Currently, the only option to fight against this plague is eliminate trees with disease as fast as possible and try to stop its spread. It has no treatment. Therefore, early detection of the pathogen is crucial, although everything is against citrus growers: trees can become infected and spread the disease for months or years before showing visible symptoms.
Now, ARS epidemiologist Timothy R. Gottwald has discovered that dogs can be trained to detect the presence of «Candidatus Liberibacter asiaticus», the bacterium that causes citrus greening, with a accuracy greater than 99 percent, he assures.
«We discovered that, once trained, these dogs were able to identify infected trees within the two weeks after inoculation of trees, ”said Gottwald. They were able to distinguish the bacteria responsible for greening and other bacterial, viral and fungal pathogens.
During the tests, the trained dogs had a total of 4 to 15 false negatives and false positives of 950 to 1,000 trees per dog. Occasionally, dogs alerted to trees that were free of the bacteria, but were planted in the same place where an inoculated tree had previously been.
To contextualize these data, the PNAS study explains that the only method currently approved by the United States Department of Agriculture to confirm the presence of the greening pathogen is a DNA-based assay, the polymerase chain reaction test. (PCR) This test detected less than 3 percent of tree infections 2 months after inoculation, 16 of 30 trees inoculated at 16 months and 20 of 30 in 17 months.

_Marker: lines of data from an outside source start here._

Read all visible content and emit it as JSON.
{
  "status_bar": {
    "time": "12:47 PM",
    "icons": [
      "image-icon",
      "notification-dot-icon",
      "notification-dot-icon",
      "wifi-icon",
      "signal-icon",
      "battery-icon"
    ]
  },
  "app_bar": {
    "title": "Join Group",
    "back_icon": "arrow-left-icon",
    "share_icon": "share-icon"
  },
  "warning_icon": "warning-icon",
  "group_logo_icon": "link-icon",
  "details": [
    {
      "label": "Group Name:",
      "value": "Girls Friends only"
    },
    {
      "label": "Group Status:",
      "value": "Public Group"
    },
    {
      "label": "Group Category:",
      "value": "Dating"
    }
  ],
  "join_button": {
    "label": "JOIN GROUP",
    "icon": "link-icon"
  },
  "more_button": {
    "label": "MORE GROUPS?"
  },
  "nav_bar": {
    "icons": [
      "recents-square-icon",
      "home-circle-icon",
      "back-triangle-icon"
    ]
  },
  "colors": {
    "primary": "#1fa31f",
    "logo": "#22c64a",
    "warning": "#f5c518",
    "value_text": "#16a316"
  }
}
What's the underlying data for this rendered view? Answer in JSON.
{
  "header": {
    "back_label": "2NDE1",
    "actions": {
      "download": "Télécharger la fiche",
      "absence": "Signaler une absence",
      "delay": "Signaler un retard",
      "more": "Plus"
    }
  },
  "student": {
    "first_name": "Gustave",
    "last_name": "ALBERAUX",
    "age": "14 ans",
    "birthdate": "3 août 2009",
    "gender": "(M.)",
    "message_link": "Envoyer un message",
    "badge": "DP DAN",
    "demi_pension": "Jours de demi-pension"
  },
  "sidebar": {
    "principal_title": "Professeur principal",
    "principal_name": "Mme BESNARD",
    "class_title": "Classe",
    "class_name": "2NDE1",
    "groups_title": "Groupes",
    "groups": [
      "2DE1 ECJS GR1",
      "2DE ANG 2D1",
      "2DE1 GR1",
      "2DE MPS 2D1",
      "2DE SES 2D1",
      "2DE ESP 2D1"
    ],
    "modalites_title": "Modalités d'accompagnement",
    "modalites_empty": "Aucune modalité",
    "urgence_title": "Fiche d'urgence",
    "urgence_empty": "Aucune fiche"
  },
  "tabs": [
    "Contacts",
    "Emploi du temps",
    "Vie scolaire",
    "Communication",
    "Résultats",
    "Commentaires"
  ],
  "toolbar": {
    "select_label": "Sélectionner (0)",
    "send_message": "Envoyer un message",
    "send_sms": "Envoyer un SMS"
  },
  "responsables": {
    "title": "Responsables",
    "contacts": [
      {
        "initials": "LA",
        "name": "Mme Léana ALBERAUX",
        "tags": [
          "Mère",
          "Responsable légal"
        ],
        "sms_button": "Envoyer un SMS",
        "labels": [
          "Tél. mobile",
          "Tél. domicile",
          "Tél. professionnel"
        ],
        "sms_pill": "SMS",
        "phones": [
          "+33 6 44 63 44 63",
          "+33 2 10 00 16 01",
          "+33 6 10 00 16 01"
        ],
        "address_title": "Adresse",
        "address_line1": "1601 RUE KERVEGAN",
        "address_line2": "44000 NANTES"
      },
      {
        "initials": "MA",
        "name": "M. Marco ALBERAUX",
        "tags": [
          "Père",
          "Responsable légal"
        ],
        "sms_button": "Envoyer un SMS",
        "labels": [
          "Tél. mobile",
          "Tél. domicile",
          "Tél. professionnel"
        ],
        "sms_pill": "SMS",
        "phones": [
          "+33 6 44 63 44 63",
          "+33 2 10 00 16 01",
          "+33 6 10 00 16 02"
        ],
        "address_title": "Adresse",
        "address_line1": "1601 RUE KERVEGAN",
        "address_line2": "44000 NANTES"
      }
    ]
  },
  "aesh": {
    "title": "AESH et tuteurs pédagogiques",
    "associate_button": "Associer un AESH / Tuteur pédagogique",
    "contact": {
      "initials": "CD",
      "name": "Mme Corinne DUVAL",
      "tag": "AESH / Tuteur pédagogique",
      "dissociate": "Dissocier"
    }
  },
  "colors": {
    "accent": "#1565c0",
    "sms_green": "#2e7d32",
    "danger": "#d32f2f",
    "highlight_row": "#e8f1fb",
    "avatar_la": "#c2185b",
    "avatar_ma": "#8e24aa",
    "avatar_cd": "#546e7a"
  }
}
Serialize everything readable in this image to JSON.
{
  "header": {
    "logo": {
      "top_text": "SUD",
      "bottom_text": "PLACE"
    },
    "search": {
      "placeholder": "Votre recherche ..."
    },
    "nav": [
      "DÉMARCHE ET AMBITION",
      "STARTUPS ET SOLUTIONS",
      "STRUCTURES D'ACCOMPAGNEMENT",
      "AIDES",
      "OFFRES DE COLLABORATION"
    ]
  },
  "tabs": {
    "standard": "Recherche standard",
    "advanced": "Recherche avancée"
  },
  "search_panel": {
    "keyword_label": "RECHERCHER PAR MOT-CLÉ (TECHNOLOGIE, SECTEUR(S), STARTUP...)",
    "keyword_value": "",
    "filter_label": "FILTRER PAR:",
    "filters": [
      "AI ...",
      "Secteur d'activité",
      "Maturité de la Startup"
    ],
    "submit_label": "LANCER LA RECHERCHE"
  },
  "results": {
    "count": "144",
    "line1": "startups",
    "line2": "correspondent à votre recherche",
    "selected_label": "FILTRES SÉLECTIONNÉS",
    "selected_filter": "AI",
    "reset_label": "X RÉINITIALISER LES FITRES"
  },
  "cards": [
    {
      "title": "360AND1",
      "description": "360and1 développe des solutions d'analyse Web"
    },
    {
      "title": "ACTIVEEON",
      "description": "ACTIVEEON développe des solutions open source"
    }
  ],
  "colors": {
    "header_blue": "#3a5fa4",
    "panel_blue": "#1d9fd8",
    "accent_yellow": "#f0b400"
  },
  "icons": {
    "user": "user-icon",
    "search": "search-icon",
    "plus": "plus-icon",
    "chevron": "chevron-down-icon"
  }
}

So far, the Gottwald program has trained 19 dogs obtained from European breeders for their qualities, and have been deployed for 9 months in California and northern Florida. The training they have received is similar to that of dogs that sniff out explosives: they are taught to recognize a particular smell and sit in front of the fountain, something for which they then get a reward. However, training is somewhat more complex than with explosives, since they are trained to detect a bacterium that is infecting a plant, and they are odors that cannot be separated.
«When we carry out epidemiological models, we discover that canine detection combined with the extraction of infected trees it would allow the citrus industry to remain economically for a period of 10 years, compared to the use of molecular tests or visual inspection combined with the extraction of trees, which could not suppress the spread of the infection, ”explains Gottwald.